À
estrela da manhã: entre a melancolia e a ontologia de um outro quotidiano
Por Ivonaldo Leite
Vivemos, lembrando o
que disse Weber, num mundo que se tornou uma verdadeira gaiola de aço, isto é, uma estrutura reificada que encerra os
indivíduos em leis sistêmicas, como uma prisão. A quintessência da civilização
ocidental tem sido a ação instrumental, que molda inteiramente a vida social,
sendo reflexo disso até mesmo o movimento das pessoas nas ruas: sem se ter a
“regulação de espécie” que tem o movimento das formigas vermelhas, a
movimentação humana não é menos determinada do que o destas. Anda-se dum lado a
outro, a correr contra o tempo, em meio a multidões (onde as pessoas tornam-se
“invisíveis”), na busca de se atingir um fim calculado no interior da gaiola de aço. E mesmo assim, o paradoxo,
a civilização ocidental é apresentada, insistentemente, como fiel depositária
da autonomia de espírito.
Em tal paisagem,
talvez seja o recurso à ‘iluminação profana’ uma opção para transcender as
sombras da reificação. Trata-se de recuperar uma percepção surrealista da vida,
a ‘cauda do cometa’, como assinalou André Breton, que faz cintilar uma visão
romântica alternativa do mundo. Posto isto, é necessário realçar, então, que
o romantismo não é apenas uma escola literária do século XIX, mas uma das principais formas da cultua moderna. Como estrutura
sensível e visão de mundo, ele se expressa em diversas, a exemplo da
literatura, da poesia, da música, da filosofia, da historiografia, da
antropologia, etc. Não se trata, evidentemente, como no antigo romantismo, da pregação
a um regresso ao passado. Trata-se, isto sim, como bem faz notar Michael Löwy,
de um desvio pelo passado em direção ao futuro. O desvio da tempestade do
progresso, que choca o ‘anjo de Benjamin’; a recuperação de uma vida interior
em que, à maneria de Baudelaire, a primavera ainda não perdera o seu perfume.

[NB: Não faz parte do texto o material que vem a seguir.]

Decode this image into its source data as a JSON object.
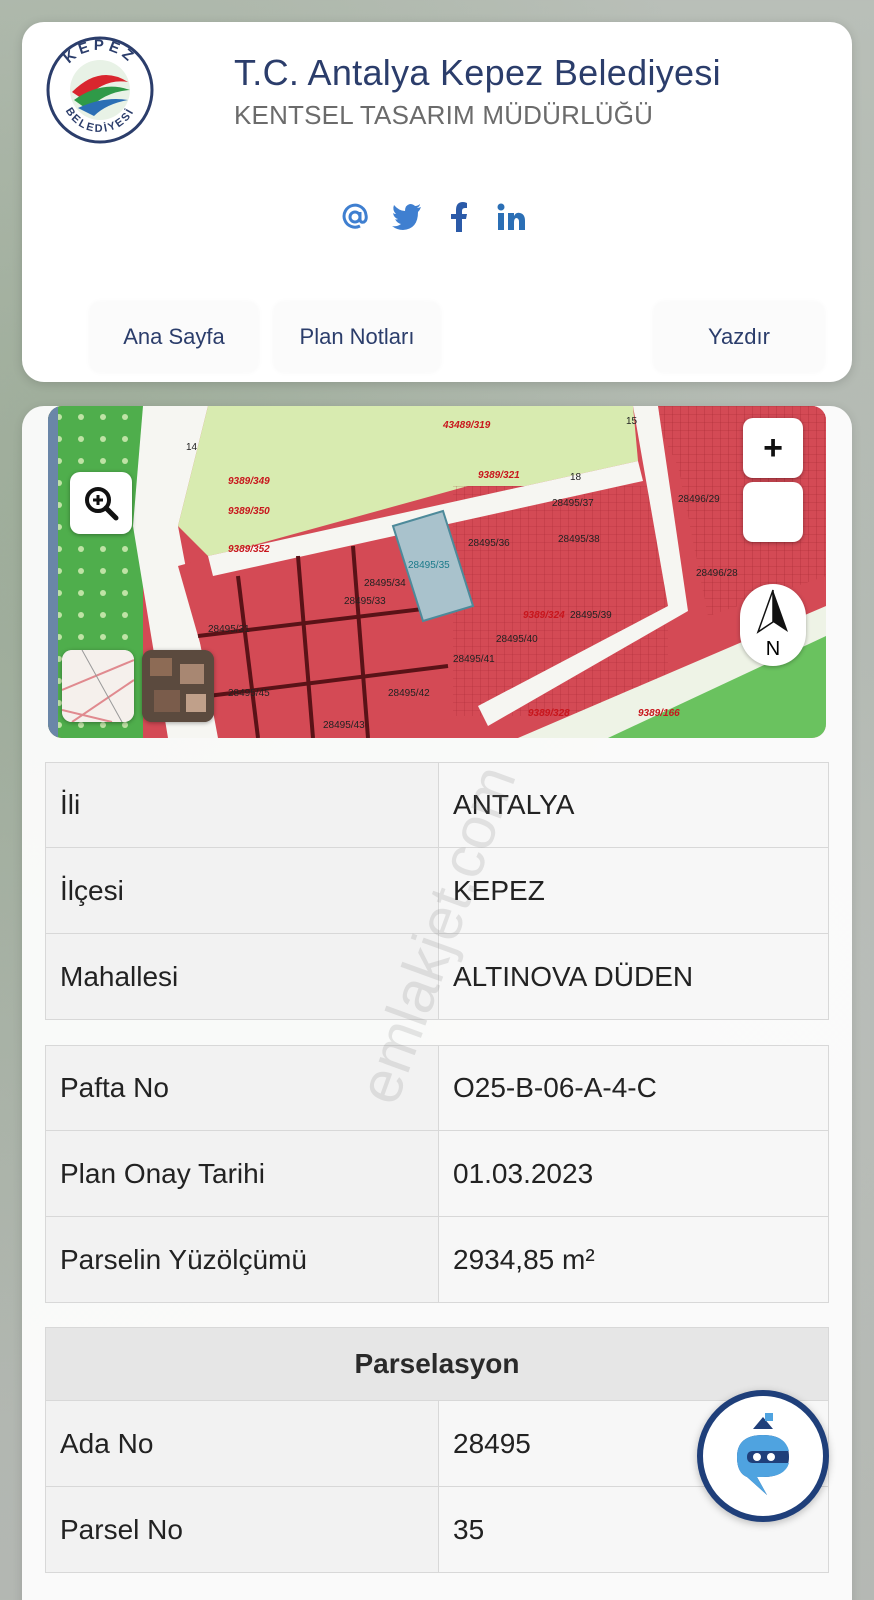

A alegoria do devir: a estrela da manhã. Estrela caída, expressão
do pensamento romântico, símbolo da insubmissão. O surrealismo, esta última
cauda do cometa romântico, que faz a luz ser conhecida através de vias como a
poesia e a liberdade. Melancolia perante a gaiola
de aço. Porém, no quotidiano, os fios de uma outra ontologia. O que não
quer dizer, claro está, crença numa teleologia absoluta, mas, de par com um certo pessimismo criativo e
atuante, a ação no sentido de vislumbrar Sísifo feliz, pois, na ‘soma das
contas’, este é ponto da questão. O vislumbre romântico-surrealista pode nos fazer
ver, e bem, aquilo que Camus descortinou em O
Mito de Sísifo.
O paradoxo da vida. Por vezes, boa parte dela é construída com
todas as fichas sendo apostadas no futuro, mas sempre, e nessa regra não parece
haver exceção, o futuro é o caminho que nos aproxima do fim, da morte. E assim as
pessoas vivem como se não tivessem certeza que vão morrer. O absurdo vivencial,
estranho lugar é o mundo. Desde que esse absurdo – com as suas consequências –
é reconhecido, ele se torna uma das mais angustiantes de todas as paixões.
Contudo, a contradição deve ser vivida. Sísifo empurra uma pedra
de uma montanha até o seu topo, a pedra rola para baixo e ele então começa tudo
novamente. Metáforas. No mundo da gaiola
de aço, a reificação e a alienação agigantam-se às mais diversas esferas da
vida social. O homem unidemensional referido por Marcuse. A banalização da
estética como sendo apenas forma, sem
apreço pela outra face que lhe constitui: o
conteúdo. A letargia que pode
ser apreendida no evidenciado por Goethe: "assim, todos, juntos, continuavam a
sua vida quotidiana, com ou sem reflexão; tudo parecia seguir o seu rumo
habitual, como em situações extremas, nas quais tudo está em jogo, e a vida
continua como se nada acontecesse".
O vir-a-ser
romântico-surrealista. Da melancolia ao esboço de bases para um outro modo de
existir quotidiano, alternativo às alternativas já consagradas. Inquietação do
pensamento e ação no contratempo. Alquimia alegórica da estrela da manhã.